The Teachers Retirement Association (TRA) — which manages pensions for the majority of active and retired educators in Minnesota — has a history of unfunded liabilities and unrealistic assumptions about investment returns on pension assets, which impact the fund’s financial health and long-term viability. Benefits are backloaded, and new teachers’ paychecks are used to protect the payments promised to older colleagues.

A recent forensic audit of the TRA, crowdsourced by a grassroots organization of Minnesota educators, found “underreporting” of “annual fees paid to Wall Street investment managers” and “posting” of “near-impossible gains,” according to Edward Siedle, a former U.S. Securities and Exchange Commission lawyer and independent pension investigator, hired to conduct the audit.

Siedle told the New York Post that TRA has “publicly disclosed less than 10% of an estimated $2.9 billion spent on fees in the past 10 years” and “posted gains claiming it beat its own custom benchmark over periods of one, five, 10, 20 and 30 years by exactly 0.2%,” which, according to Siedle, is “virtually impossible.”

The TRA reported $24.19 million in management fees in 2023. But Siedle estimated the total paid to Wall Street fund managers ranged from $334 million to $467 million, or 5% to 7% of the TRA’s private assets. Even if the fees were only 1%, they would total $280 million — more than 10 times the disclosed fees.

Siedle’s findings of alleged “cooking the books” raise questions “whether the fund is concealing mismanagement, and ultimately whether there is enough money to pay retirees their promised benefits,” he told the Post.

Gov. Tim Walz chairs the Minnesota State Board of Investment, which is responsible for monitoring and evaluating the assets of the TRA “with the goal of making sound investment decisions.” State Auditor Julie Blaha and State Attorney General Keith Ellison are also on the board. The TRA gets 73 percent of its revenue from investment income.

“…[T]he Minnesota attorney general and state auditors would normally investigate irregularities, but those officials sit on the same state pension board that Walz chairs,” according to Siedle’s report shared by the Post. “As a result, Siedle filed a whistleblower complaint with the U.S. Securities and Exchange Commission (SEC) and the FBI last month.”

The group that hired Siedle, the Minnesota Public Educators for Pension Reform, raised over $78,000 on GoFundMe to pay for the audit and has “complained of ‘inequities,’ including ‘significantly decreased benefits’ for some members,” reports the Post.

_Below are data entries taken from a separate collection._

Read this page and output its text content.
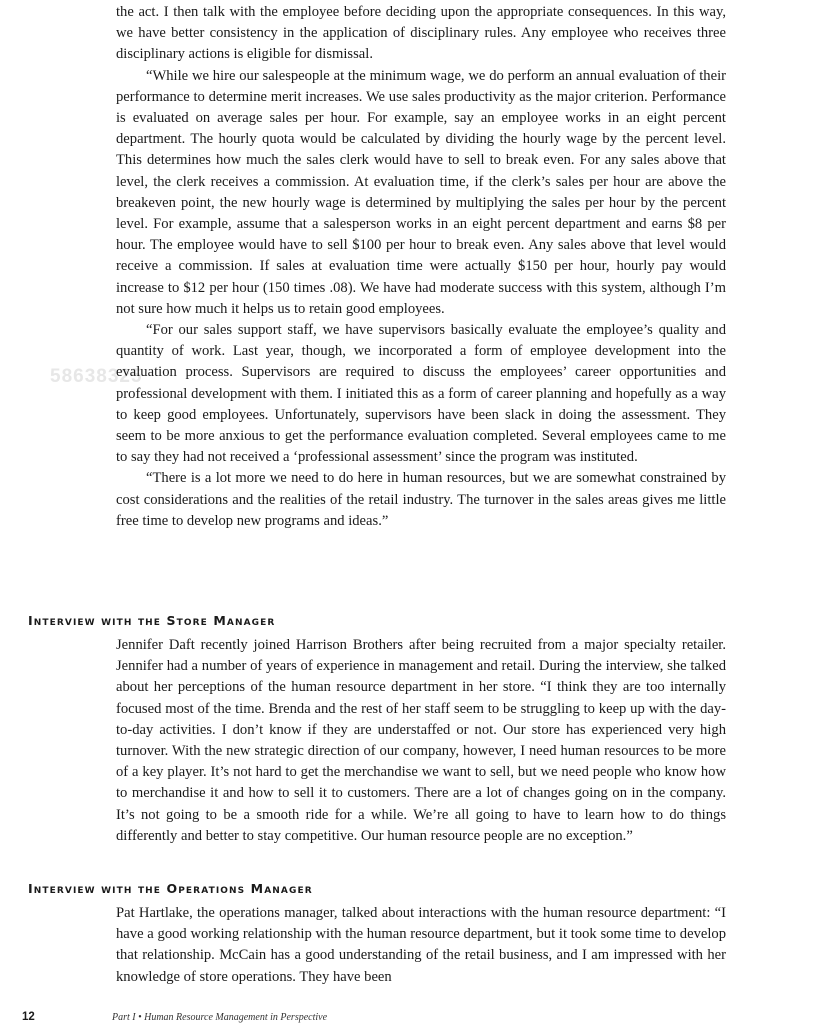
58638325

the act. I then talk with the employee before deciding upon the appropriate consequences. In this way, we have better consistency in the application of disciplinary rules. Any employee who receives three disciplinary actions is eligible for dismissal.

“While we hire our salespeople at the minimum wage, we do perform an annual evaluation of their performance to determine merit increases. We use sales productivity as the major criterion. Performance is evaluated on average sales per hour. For example, say an employee works in an eight percent department. The hourly quota would be calculated by dividing the hourly wage by the percent level. This determines how much the sales clerk would have to sell to break even. For any sales above that level, the clerk receives a commission. At evaluation time, if the clerk’s sales per hour are above the breakeven point, the new hourly wage is determined by multiplying the sales per hour by the percent level. For example, assume that a salesperson works in an eight percent department and earns $8 per hour. The employee would have to sell $100 per hour to break even. Any sales above that level would receive a commission. If sales at evaluation time were actually $150 per hour, hourly pay would increase to $12 per hour (150 times .08). We have had moderate success with this system, although I’m not sure how much it helps us to retain good employees.

“For our sales support staff, we have supervisors basically evaluate the employee’s quality and quantity of work. Last year, though, we incorporated a form of employee development into the evaluation process. Supervisors are required to discuss the employees’ career opportunities and professional development with them. I initiated this as a form of career planning and hopefully as a way to keep good employees. Unfortunately, supervisors have been slack in doing the assessment. They seem to be more anxious to get the performance evaluation completed. Several employees came to me to say they had not received a ‘professional assessment’ since the program was instituted.

“There is a lot more we need to do here in human resources, but we are somewhat constrained by cost considerations and the realities of the retail industry. The turnover in the sales areas gives me little free time to develop new programs and ideas.”

Interview with the Store Manager

Jennifer Daft recently joined Harrison Brothers after being recruited from a major specialty retailer. Jennifer had a number of years of experience in management and retail. During the interview, she talked about her perceptions of the human resource department in her store. “I think they are too internally focused most of the time. Brenda and the rest of her staff seem to be struggling to keep up with the day-to-day activities. I don’t know if they are understaffed or not. Our store has experienced very high turnover. With the new strategic direction of our company, however, I need human resources to be more of a key player. It’s not hard to get the merchandise we want to sell, but we need people who know how to merchandise it and how to sell it to customers. There are a lot of changes going on in the company. It’s not going to be a smooth ride for a while. We’re all going to have to learn how to do things differently and better to stay competitive. Our human resource people are no exception.”

Interview with the Operations Manager

Pat Hartlake, the operations manager, talked about interactions with the human resource department: “I have a good working relationship with the human resource department, but it took some time to develop that relationship. McCain has a good understanding of the retail business, and I am impressed with her knowledge of store operations. They have been

12	Part I • Human Resource Management in Perspective
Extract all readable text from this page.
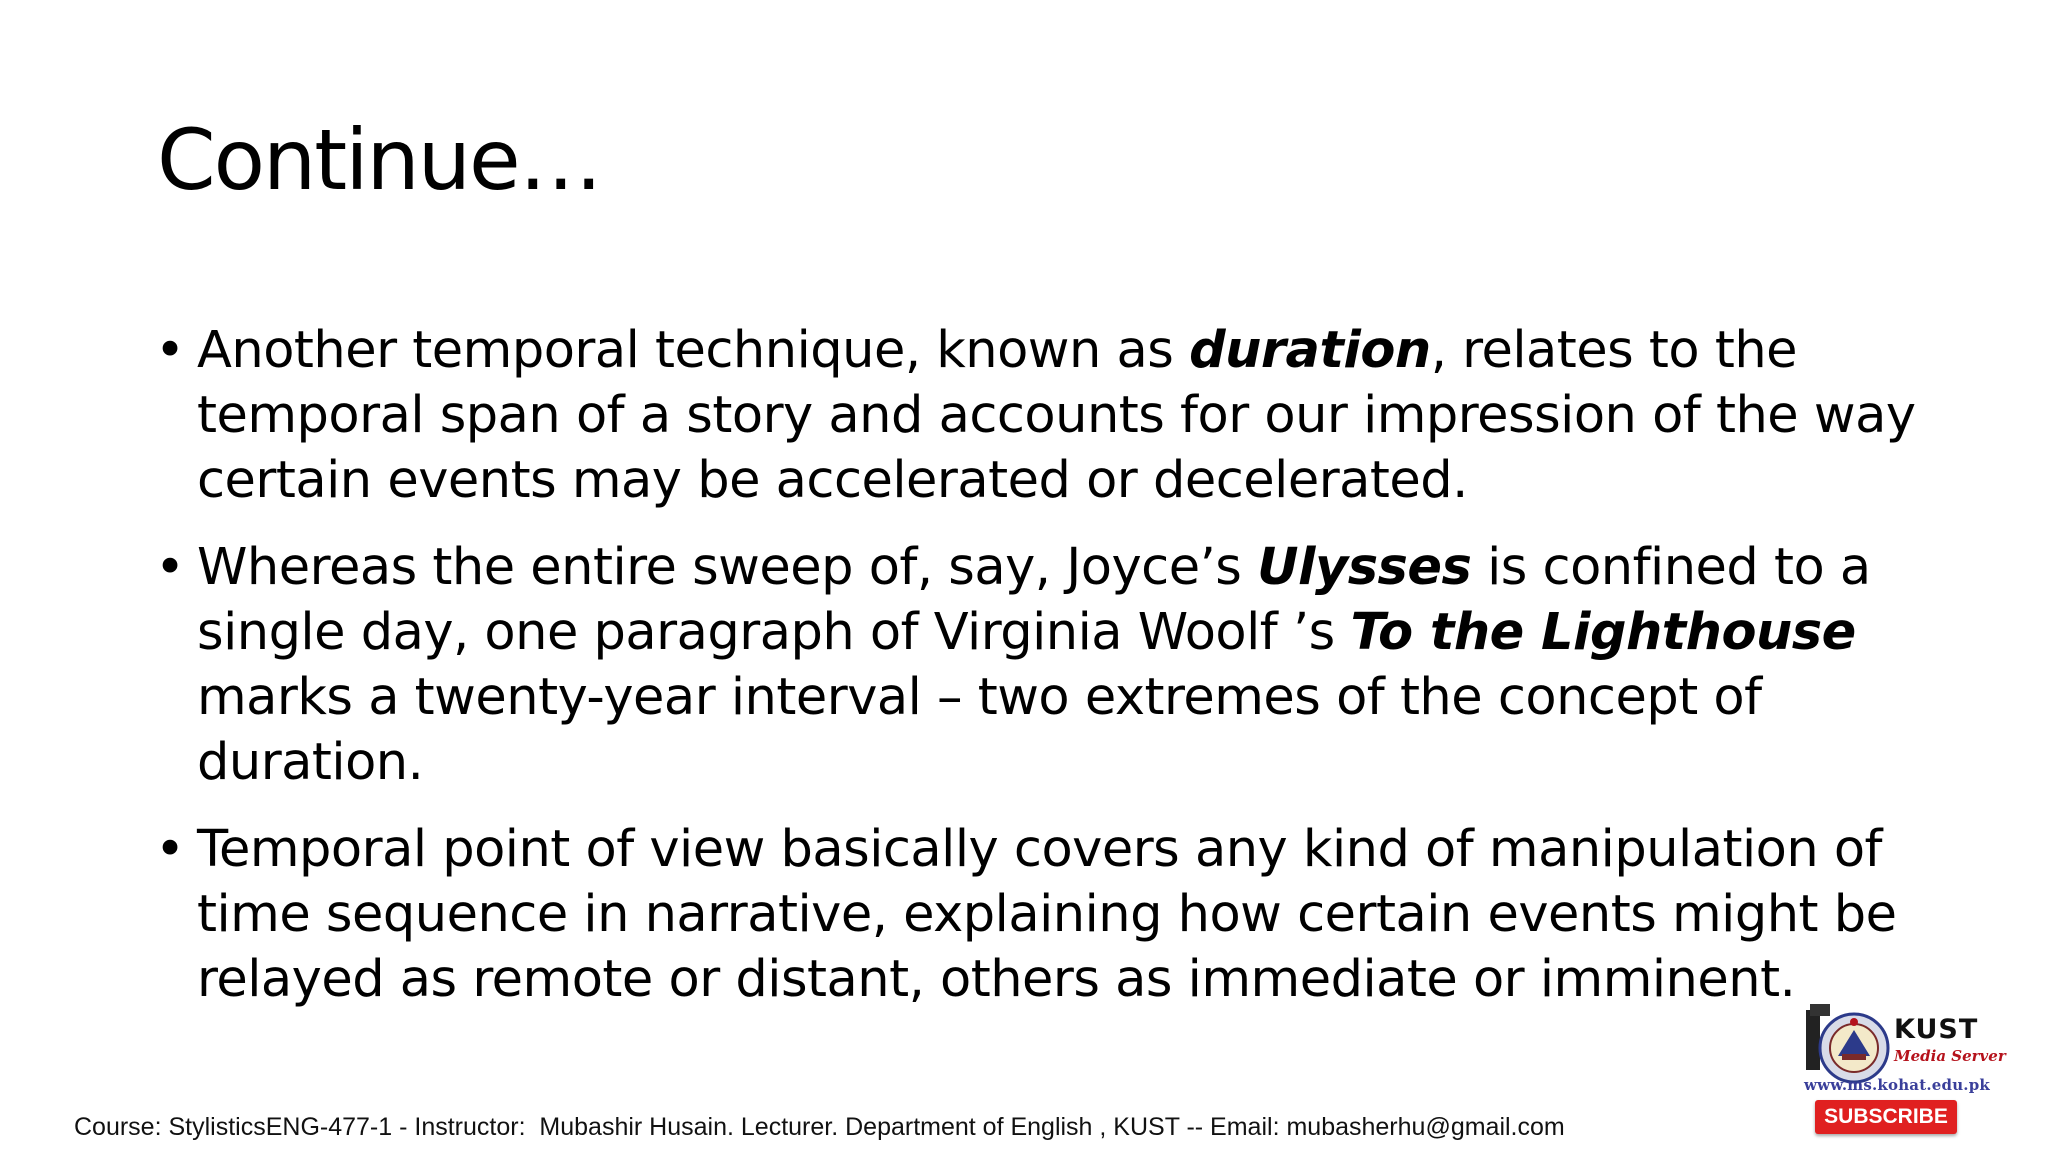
Continue…
• Another temporal technique, known as duration, relates to the temporal span of a story and accounts for our impression of the way certain events may be accelerated or decelerated.
• Whereas the entire sweep of, say, Joyce’s Ulysses is confined to a single day, one paragraph of Virginia Woolf ’s To the Lighthouse marks a twenty-year interval – two extremes of the concept of duration.
• Temporal point of view basically covers any kind of manipulation of time sequence in narrative, explaining how certain events might be relayed as remote or distant, others as immediate or imminent.
Course: StylisticsENG-477-1 - Instructor:  Mubashir Husain. Lecturer. Department of English , KUST -- Email: mubasherhu@gmail.com
KUST
Media Server
www.ms.kohat.edu.pk
SUBSCRIBE
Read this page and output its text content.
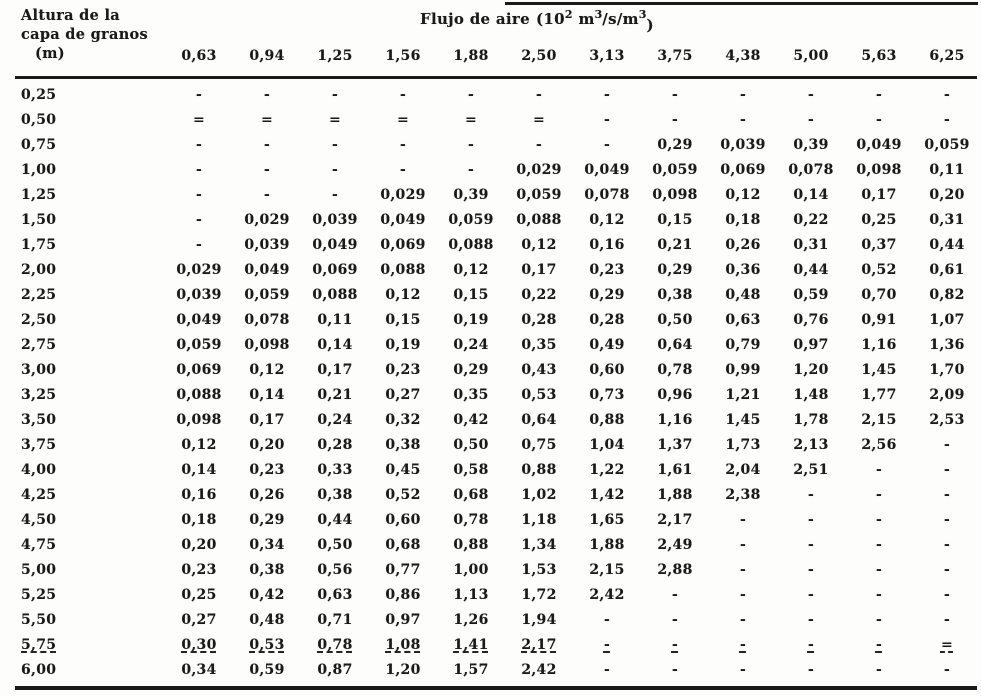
Altura de la
capa de granos
(m)
Flujo de aire ($10^2$ $m^3/s/m^3$)
0,63	0,94	1,25	1,56	1,88	2,50	3,13	3,75	4,38	5,00	5,63	6,25
0,25	-	-	-	-	-	-	-	-	-	-	-	-
0,50	=	=	=	=	=	=	-	-	-	-	-	-
0,75	-	-	-	-	-	-	-	0,29	0,039	0,39	0,049	0,059
1,00	-	-	-	-	-	0,029	0,049	0,059	0,069	0,078	0,098	0,11
1,25	-	-	-	0,029	0,39	0,059	0,078	0,098	0,12	0,14	0,17	0,20
1,50	-	0,029	0,039	0,049	0,059	0,088	0,12	0,15	0,18	0,22	0,25	0,31
1,75	-	0,039	0,049	0,069	0,088	0,12	0,16	0,21	0,26	0,31	0,37	0,44
2,00	0,029	0,049	0,069	0,088	0,12	0,17	0,23	0,29	0,36	0,44	0,52	0,61
2,25	0,039	0,059	0,088	0,12	0,15	0,22	0,29	0,38	0,48	0,59	0,70	0,82
2,50	0,049	0,078	0,11	0,15	0,19	0,28	0,28	0,50	0,63	0,76	0,91	1,07
2,75	0,059	0,098	0,14	0,19	0,24	0,35	0,49	0,64	0,79	0,97	1,16	1,36
3,00	0,069	0,12	0,17	0,23	0,29	0,43	0,60	0,78	0,99	1,20	1,45	1,70
3,25	0,088	0,14	0,21	0,27	0,35	0,53	0,73	0,96	1,21	1,48	1,77	2,09
3,50	0,098	0,17	0,24	0,32	0,42	0,64	0,88	1,16	1,45	1,78	2,15	2,53
3,75	0,12	0,20	0,28	0,38	0,50	0,75	1,04	1,37	1,73	2,13	2,56	-
4,00	0,14	0,23	0,33	0,45	0,58	0,88	1,22	1,61	2,04	2,51	-	-
4,25	0,16	0,26	0,38	0,52	0,68	1,02	1,42	1,88	2,38	-	-	-
4,50	0,18	0,29	0,44	0,60	0,78	1,18	1,65	2,17	-	-	-	-
4,75	0,20	0,34	0,50	0,68	0,88	1,34	1,88	2,49	-	-	-	-
5,00	0,23	0,38	0,56	0,77	1,00	1,53	2,15	2,88	-	-	-	-
5,25	0,25	0,42	0,63	0,86	1,13	1,72	2,42	-	-	-	-	-
5,50	0,27	0,48	0,71	0,97	1,26	1,94	-	-	-	-	-	-
5,75	0,30	0,53	0,78	1,08	1,41	2,17	-	-	-	-	-	=
6,00	0,34	0,59	0,87	1,20	1,57	2,42	-	-	-	-	-	-
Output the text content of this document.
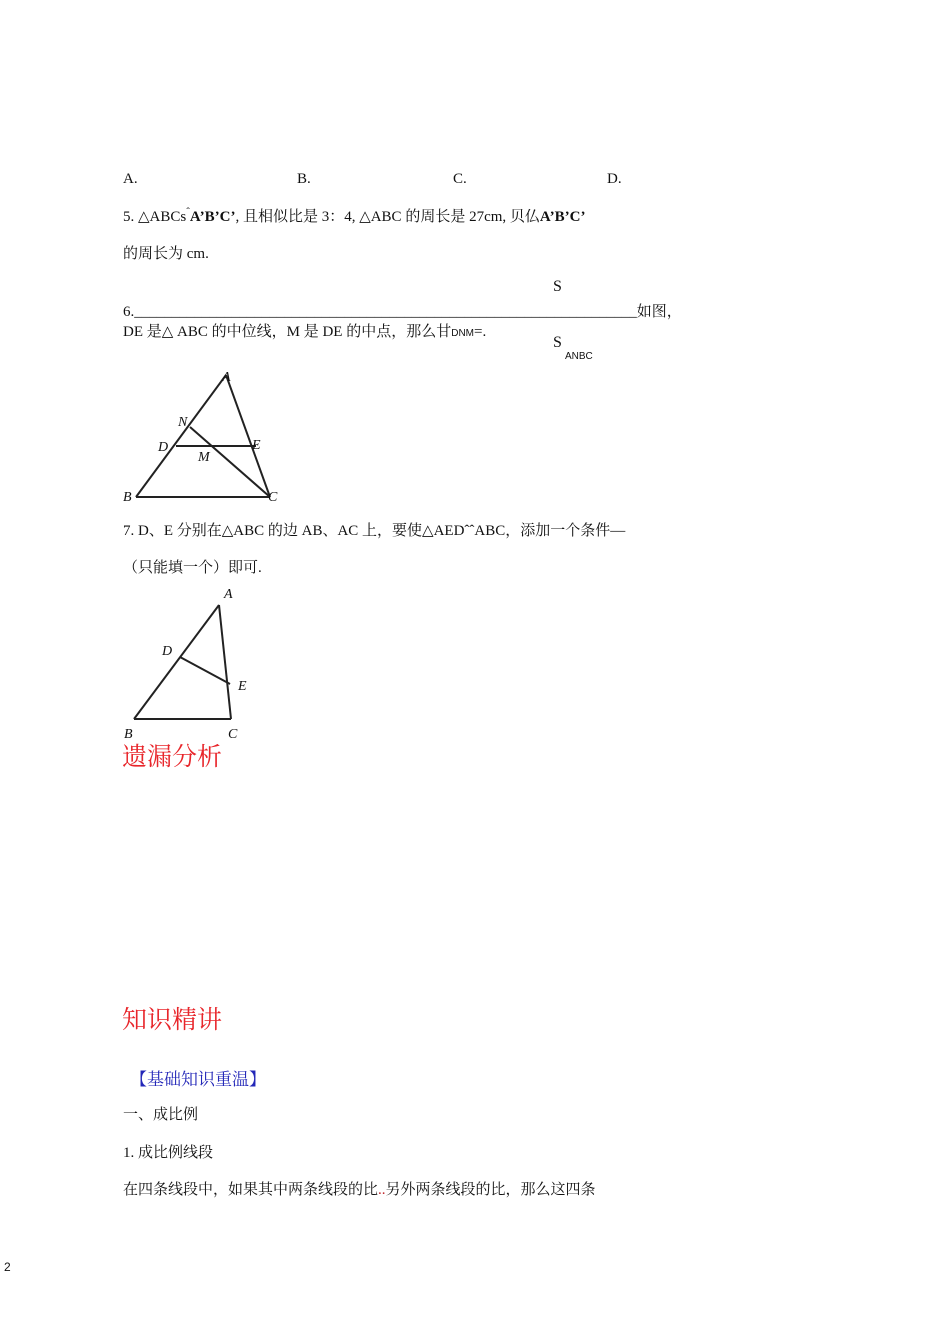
A.	B.	C.	D.
5. △ABCs$^ˆ$A’B’C’, 且相似比是 3：4, △ABC 的周长是 27cm, 贝仏A’B’C’
的周长为 cm.
S
6.___________________________________________________________________如图，
DE 是△ ABC 的中位线，M 是 DE 的中点，那么甘DNM=.
S
ANBC
A
N
D	E
M
B	C
7. D、E 分别在△ABC 的边 AB、AC 上，要使△AEDˆˆABC，添加一个条件—
（只能填一个）即可.
A
D
E
B	C
遗漏分析
知识精讲
【基础知识重温】
一、成比例
1. 成比例线段
在四条线段中，如果其中两条线段的比..另外两条线段的比，那么这四条
2
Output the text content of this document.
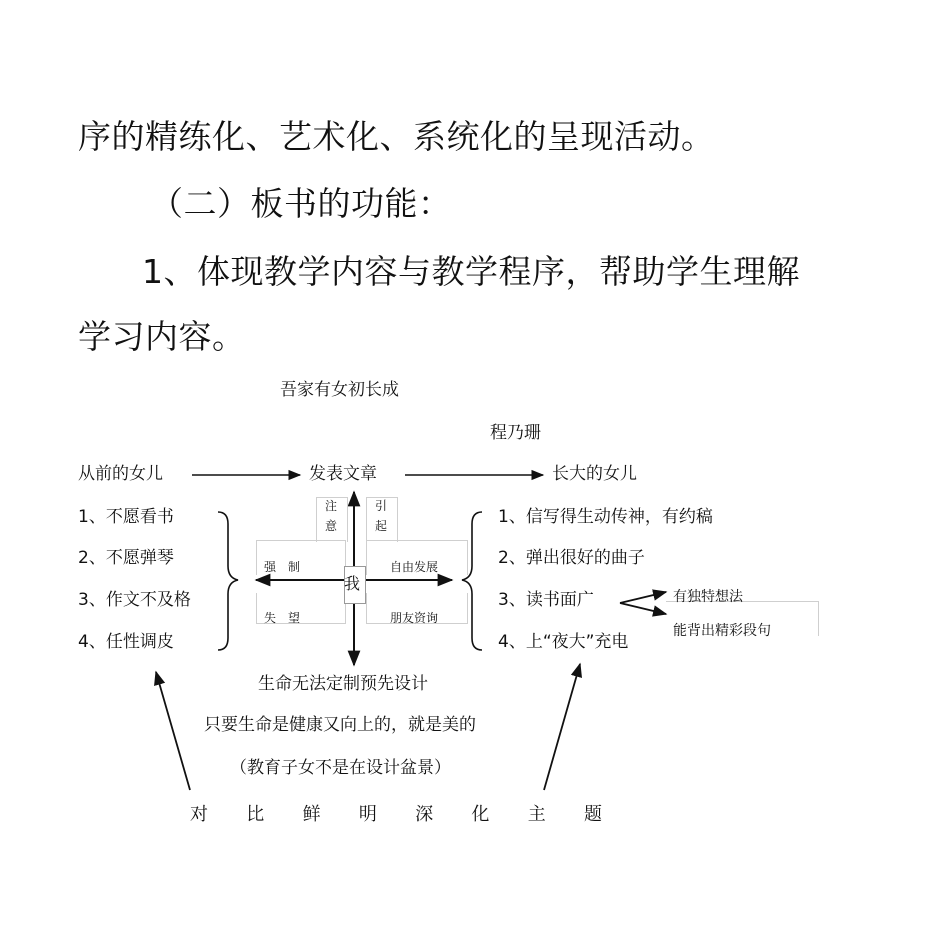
序的精练化、艺术化、系统化的呈现活动。
（二）板书的功能：
1、体现教学内容与教学程序，帮助学生理解
学习内容。
吾家有女初长成
程乃珊
从前的女儿	发表文章	长大的女儿
1、不愿看书
2、不愿弹琴
3、作文不及格
4、任性调皮
1、信写得生动传神，有约稿
2、弹出很好的曲子
3、读书面广
4、上“夜大”充电
注
意
引
起
强　制	自由发展
失　望	朋友资询
我
有独特想法
能背出精彩段句
生命无法定制预先设计
只要生命是健康又向上的，就是美的
（教育子女不是在设计盆景）
对 比 鲜 明 深 化 主 题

One member, teacher Katie Dickerson, testified in February before Minnesota’s Legislative Commission on Pensions and Retirement Committee, shared the Post.

“As I am getting closer to retirement, I realize the state never made improvements to our retirement system. Not only do we have a high contribution rate to TRA, but we…are forced to work many more years unless we are willing to be hit with huge penalties.”